Despite the obvious convenience the clinic provides for those whose primary physicians are further away, Grace said any faculty or staff member could benefit from the quick care offered.

“Even if they live in the country, they still have pretty long commutes sometimes,” Grace said. “Anyone can use it.”

Grace said faculty or staff members have to pay a copay at the clinic, but the rest is billed to whatever insurance carrier they have. The pharmacy, on the other hand, does not accept outside insurance, he said, but is still an economical option.

“It’s still economical to go to the pharmacy and lot of the faculty and staff will use it just because many generic prescriptions are under $10,” Grace said. “They’ll often see it as more convenient if it isn’t more than their copay to just pay cash and get the prescription here.”

Grace said thus far, about a third of the faculty have used the pharmacy inside of the Student Health Services building instead of an outside pharmacy.

“We have had some very satisfied, gratified individuals and have gotten some positive comments back saying that it’s working the way we wanted it to,” Grace said. “We’ve had people call, come in, get lab work done, and be out with a prescription with a hour.”

Bob Melton, a building service sub-foreman with the physical plant services department, said he thinks the Faculty and Staff Convenient Care Clinic is a useful option for university employees, but would not be a good option for him because of its limited hours that run from eight a.m. to four-thirty p.m.

“My shift runs from four until midnight, it wouldn’t be convenient for me to go,” Melton said. “It wouldn’t work with my schedule.”

Melton said he thinks the clinic would be used more if it offered more expansive services, such as emergency care.

Wellness Coalition 

Grace said the Faculty and Staff Convenient Care Clinic was started in part due to the WELLSIU, an initiative being carried out by the Chancellor’s Office and various other campus departments.

“We’re the clinical side, and they address more of the wellness side through the wellness coalition,” Grace said. “It has really taken off.”

Grace said students benefit from faculty well being as well as the faculty themselves.

“If you can take an environment and make it healthier, everyone benefits,” Grace said. “If students see a professor they admire utilizing our services they are more inclined to pay attention.”

Sally Wright, associate director of programs at the Recreation Center, said her program is putting on a variety of participation and educational programs for WELLSIU to improve the health and wellness of staff and faculty. The eight dimensions this initiative covers is: spiritual, intellectual, occupational, environmental, social, emotional, and financial according to WELLSIU webpage.
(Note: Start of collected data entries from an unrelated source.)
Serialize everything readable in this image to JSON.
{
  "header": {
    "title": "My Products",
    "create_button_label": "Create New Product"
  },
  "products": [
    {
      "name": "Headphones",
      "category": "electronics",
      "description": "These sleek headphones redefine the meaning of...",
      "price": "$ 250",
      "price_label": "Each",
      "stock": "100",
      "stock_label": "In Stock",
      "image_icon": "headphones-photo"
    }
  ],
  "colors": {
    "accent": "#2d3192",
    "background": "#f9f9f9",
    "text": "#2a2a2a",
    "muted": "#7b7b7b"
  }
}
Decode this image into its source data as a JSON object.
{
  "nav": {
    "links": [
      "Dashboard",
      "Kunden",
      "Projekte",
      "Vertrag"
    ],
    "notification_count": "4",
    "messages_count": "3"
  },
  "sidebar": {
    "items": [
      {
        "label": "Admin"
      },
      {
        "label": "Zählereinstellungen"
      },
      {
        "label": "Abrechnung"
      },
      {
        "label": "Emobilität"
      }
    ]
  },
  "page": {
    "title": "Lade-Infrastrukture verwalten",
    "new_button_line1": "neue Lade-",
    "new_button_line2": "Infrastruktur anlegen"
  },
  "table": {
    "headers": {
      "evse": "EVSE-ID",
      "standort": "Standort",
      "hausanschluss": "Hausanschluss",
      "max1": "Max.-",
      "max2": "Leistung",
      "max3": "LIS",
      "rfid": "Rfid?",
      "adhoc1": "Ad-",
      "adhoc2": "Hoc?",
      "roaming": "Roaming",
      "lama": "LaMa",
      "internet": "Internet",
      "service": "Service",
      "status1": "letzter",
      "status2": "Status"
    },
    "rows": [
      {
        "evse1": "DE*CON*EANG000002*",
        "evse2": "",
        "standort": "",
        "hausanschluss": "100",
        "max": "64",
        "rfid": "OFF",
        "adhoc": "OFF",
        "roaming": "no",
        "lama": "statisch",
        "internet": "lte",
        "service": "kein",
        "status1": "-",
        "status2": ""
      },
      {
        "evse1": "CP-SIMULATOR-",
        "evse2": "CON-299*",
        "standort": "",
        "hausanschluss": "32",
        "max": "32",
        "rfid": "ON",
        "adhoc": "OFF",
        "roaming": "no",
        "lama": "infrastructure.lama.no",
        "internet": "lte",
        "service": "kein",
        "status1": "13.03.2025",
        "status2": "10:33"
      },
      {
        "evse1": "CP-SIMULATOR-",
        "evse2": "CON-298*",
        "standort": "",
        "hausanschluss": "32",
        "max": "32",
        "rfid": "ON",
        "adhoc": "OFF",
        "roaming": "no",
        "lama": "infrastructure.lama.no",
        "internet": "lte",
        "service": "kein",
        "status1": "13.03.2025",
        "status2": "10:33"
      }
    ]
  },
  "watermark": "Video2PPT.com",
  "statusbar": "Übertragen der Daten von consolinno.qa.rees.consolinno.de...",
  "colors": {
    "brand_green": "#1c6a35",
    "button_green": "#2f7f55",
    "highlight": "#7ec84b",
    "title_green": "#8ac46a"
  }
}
Such events have included “Wellness Wednesdays” that take place at noon Wednesdays, Chancellor walks, and bringing in the National Geographic 2012 Adventurer of the Year to do presentations.

As far as why the initiative started, Wright says a healthy workforce is a happier workforce, and SIU is just one of places of work that have enacted such employee initiatives or programs.

“There is a lot of data out there that a healthy workforce is a more productive workforce, a more happy workforce,” Wright said. “There’s fewer sick days taken, there’s more energy, more productivity, so the benefits come back to the organization who support a healthy workforce.”

Wright says she thinks participation will continue to show good prospects.

“Thus far, we’ve had good participation,” Wright said. “We’ve had a really good turnout for the Weight Watchers program we just started and that’s one example.”